People with CRPS also experience changes in skin temperature, skin color, or swelling of the affected limb.  This is due to abnormal microcirculation caused by damage to the nerves controlling blood flow and temperature.  As a result, an affected arm or leg may feel warmer or cooler compared to the opposite limb.  The skin on the affected limb may change color, becoming blotchy, blue, purple, pale, or red. Shannon has dealt with all of this and found relief through the amazing cannabis plant and the various terpenes and cannabinoids found within it. The constituents of cannabis, hemp, or whatever anyone wants to call what was once known as the Devil’s lettuce are so immense and so numerous even the world of cannabis experts can’t list them all. The number of nutrients, vitamins, healthy fats, and more that are within the plant allow for healing, unlike pharmaceuticals which mask symptoms vs. attacking the problem.

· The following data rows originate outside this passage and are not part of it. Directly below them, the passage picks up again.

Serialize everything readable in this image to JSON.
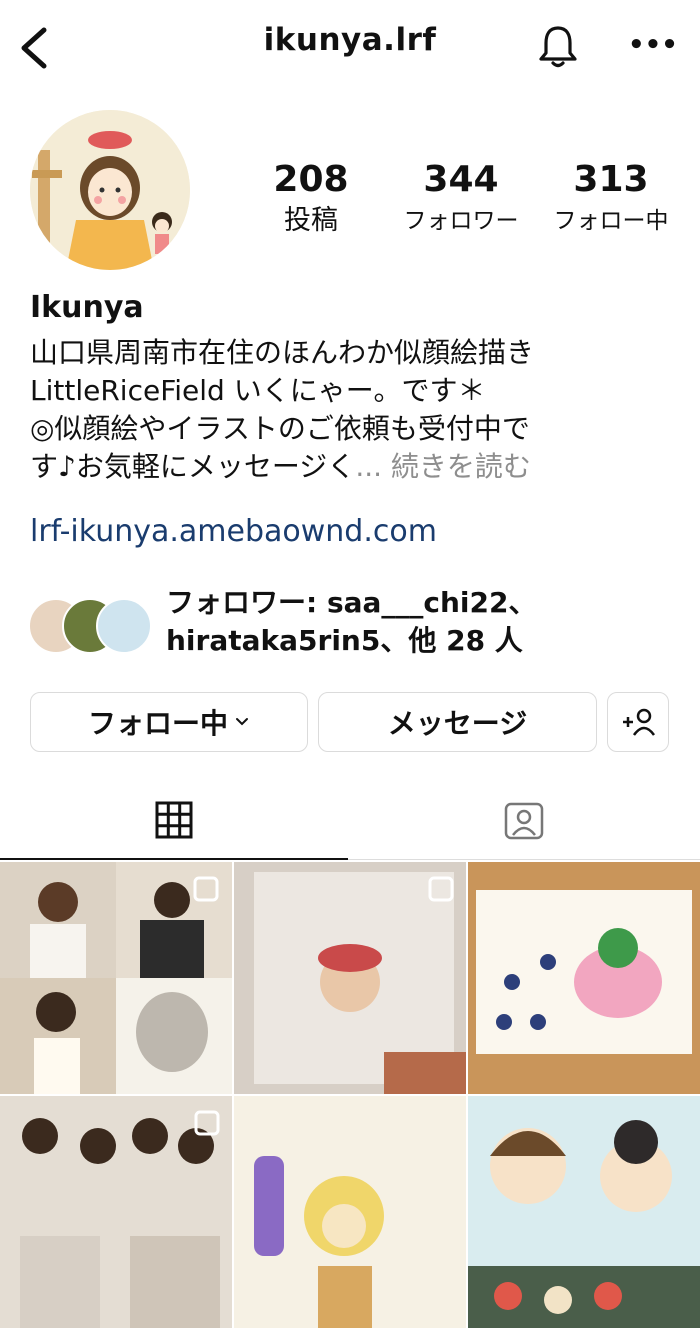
{
  "header": {
    "username": "ikunya.lrf"
  },
  "stats": {
    "posts": {
      "value": "208",
      "label": "投稿"
    },
    "followers": {
      "value": "344",
      "label": "フォロワー"
    },
    "following": {
      "value": "313",
      "label": "フォロー中"
    }
  },
  "profile": {
    "name": "Ikunya",
    "bio_line1": "山口県周南市在住のほんわか似顔絵描き",
    "bio_line2": "LittleRiceField いくにゃー。です＊",
    "bio_line3": "◎似顔絵やイラストのご依頼も受付中で",
    "bio_line4": "す♪お気軽にメッセージく",
    "bio_ellipsis": "...",
    "bio_more": "続きを読む",
    "link": "lrf-ikunya.amebaownd.com"
  },
  "followed_by": {
    "line1": "フォロワー: saa___chi22、",
    "line2": "hirataka5rin5、他 28 人"
  },
  "actions": {
    "follow_label": "フォロー中",
    "message_label": "メッセージ"
  },
  "colors": {
    "link": "#1a3c6e",
    "muted": "#8e8e8e",
    "border": "#dbdbdb"
  }
}
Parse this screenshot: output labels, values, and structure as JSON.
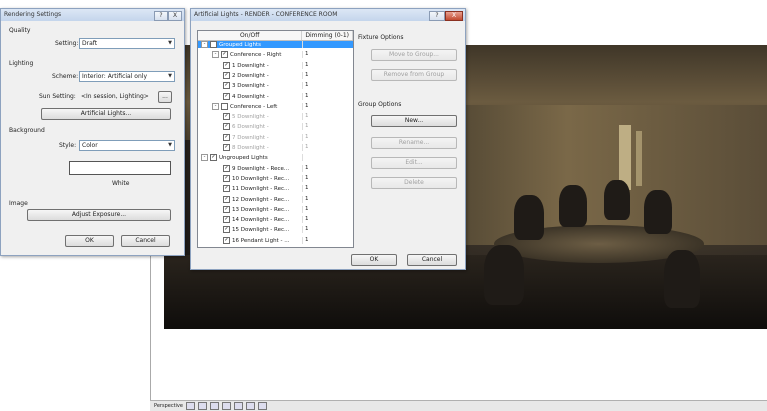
{
  "rendering_settings": {
    "title": "Rendering Settings",
    "quality_section": "Quality",
    "setting_label": "Setting:",
    "setting_value": "Draft",
    "lighting_section": "Lighting",
    "scheme_label": "Scheme:",
    "scheme_value": "Interior: Artificial only",
    "sun_label": "Sun Setting:",
    "sun_value": "<In session, Lighting>",
    "sun_button": "...",
    "artificial_button": "Artificial Lights...",
    "background_section": "Background",
    "style_label": "Style:",
    "style_value": "Color",
    "color_name": "White",
    "image_section": "Image",
    "adjust_button": "Adjust Exposure...",
    "ok": "OK",
    "cancel": "Cancel",
    "help_btn": "?",
    "close_btn": "X"
  },
  "artificial_lights": {
    "title": "Artificial Lights - RENDER - CONFERENCE ROOM",
    "col_onoff": "On/Off",
    "col_dimming": "Dimming (0-1)",
    "rows": [
      {
        "indent": 0,
        "exp": "-",
        "check": "",
        "name": "Grouped Lights",
        "dim": "",
        "style": "hl"
      },
      {
        "indent": 1,
        "exp": "-",
        "check": "✓",
        "name": "Conference - Right",
        "dim": "1",
        "style": ""
      },
      {
        "indent": 2,
        "exp": "",
        "check": "✓",
        "name": "1 Downlight -",
        "dim": "1",
        "style": ""
      },
      {
        "indent": 2,
        "exp": "",
        "check": "✓",
        "name": "2 Downlight -",
        "dim": "1",
        "style": ""
      },
      {
        "indent": 2,
        "exp": "",
        "check": "✓",
        "name": "3 Downlight -",
        "dim": "1",
        "style": ""
      },
      {
        "indent": 2,
        "exp": "",
        "check": "✓",
        "name": "4 Downlight -",
        "dim": "1",
        "style": ""
      },
      {
        "indent": 1,
        "exp": "-",
        "check": "",
        "name": "Conference - Left",
        "dim": "1",
        "style": ""
      },
      {
        "indent": 2,
        "exp": "",
        "check": "✓",
        "name": "5 Downlight -",
        "dim": "1",
        "style": "gray"
      },
      {
        "indent": 2,
        "exp": "",
        "check": "✓",
        "name": "6 Downlight -",
        "dim": "1",
        "style": "gray"
      },
      {
        "indent": 2,
        "exp": "",
        "check": "✓",
        "name": "7 Downlight -",
        "dim": "1",
        "style": "gray"
      },
      {
        "indent": 2,
        "exp": "",
        "check": "✓",
        "name": "8 Downlight -",
        "dim": "1",
        "style": "gray"
      },
      {
        "indent": 0,
        "exp": "-",
        "check": "✓",
        "name": "Ungrouped Lights",
        "dim": "",
        "style": ""
      },
      {
        "indent": 2,
        "exp": "",
        "check": "✓",
        "name": "9 Downlight - Rece...",
        "dim": "1",
        "style": ""
      },
      {
        "indent": 2,
        "exp": "",
        "check": "✓",
        "name": "10 Downlight - Rec...",
        "dim": "1",
        "style": ""
      },
      {
        "indent": 2,
        "exp": "",
        "check": "✓",
        "name": "11 Downlight - Rec...",
        "dim": "1",
        "style": ""
      },
      {
        "indent": 2,
        "exp": "",
        "check": "✓",
        "name": "12 Downlight - Rec...",
        "dim": "1",
        "style": ""
      },
      {
        "indent": 2,
        "exp": "",
        "check": "✓",
        "name": "13 Downlight - Rec...",
        "dim": "1",
        "style": ""
      },
      {
        "indent": 2,
        "exp": "",
        "check": "✓",
        "name": "14 Downlight - Rec...",
        "dim": "1",
        "style": ""
      },
      {
        "indent": 2,
        "exp": "",
        "check": "✓",
        "name": "15 Downlight - Rec...",
        "dim": "1",
        "style": ""
      },
      {
        "indent": 2,
        "exp": "",
        "check": "✓",
        "name": "16 Pendant Light - ...",
        "dim": "1",
        "style": ""
      }
    ],
    "fixture_options": "Fixture Options",
    "move_to_group": "Move to Group...",
    "remove_from_group": "Remove from Group",
    "group_options": "Group Options",
    "new": "New...",
    "rename": "Rename...",
    "edit": "Edit...",
    "delete": "Delete",
    "ok": "OK",
    "cancel": "Cancel",
    "help_btn": "?",
    "close_btn": "X"
  },
  "view_bar": {
    "mode": "Perspective"
  },
  "colors": {
    "selection": "#3399ff",
    "title_bar": "#c4d5ec"
  }
}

There’s no known cure for CRPS or any treatment that’s reliable other than prescription after prescription – it’s patients like Shannon Snelling that give hope to others that are battling serious life-threatening health issues as well as insight into how plant-based alternative medicine can be the answer when it comes to treating very intense chronic recurring pain.

Many wonder how people end up with CRPS. It’s very unclear why some individuals develop this while others with similar trauma do not.  In more than 90 percent of cases, the condition is triggered by a clear history of trauma or injury.  The most common triggers are fractures, sprains/strains, soft tissue injury, limb immobilization (such as being in a cast), surgery, or even minor medical procedures such as needle stick. This is exactly what happened to Shannon – she went to gain help through a western medicine procedure that should have gone well but unfortunately, her body responded in a way that will likely require intensive cannabinoid medicine for the balance of her life in order to stay away from the pain medications that have made her so sick in the past. There’s hope in the plant and its efficacy – and as we see more patients speak out about how they’ve managed their health issues with it more doors are open to those that consider medicinal cannabis but haven’t made the move to it out of fear or prior teachings of how ‘bad’ it is – which we all know now was nothing more than lies to perpetuate prohibition against a plant and allow for a pharmaceutical, petroleum, textile, and other industry to prosper at the expense of the health of our world.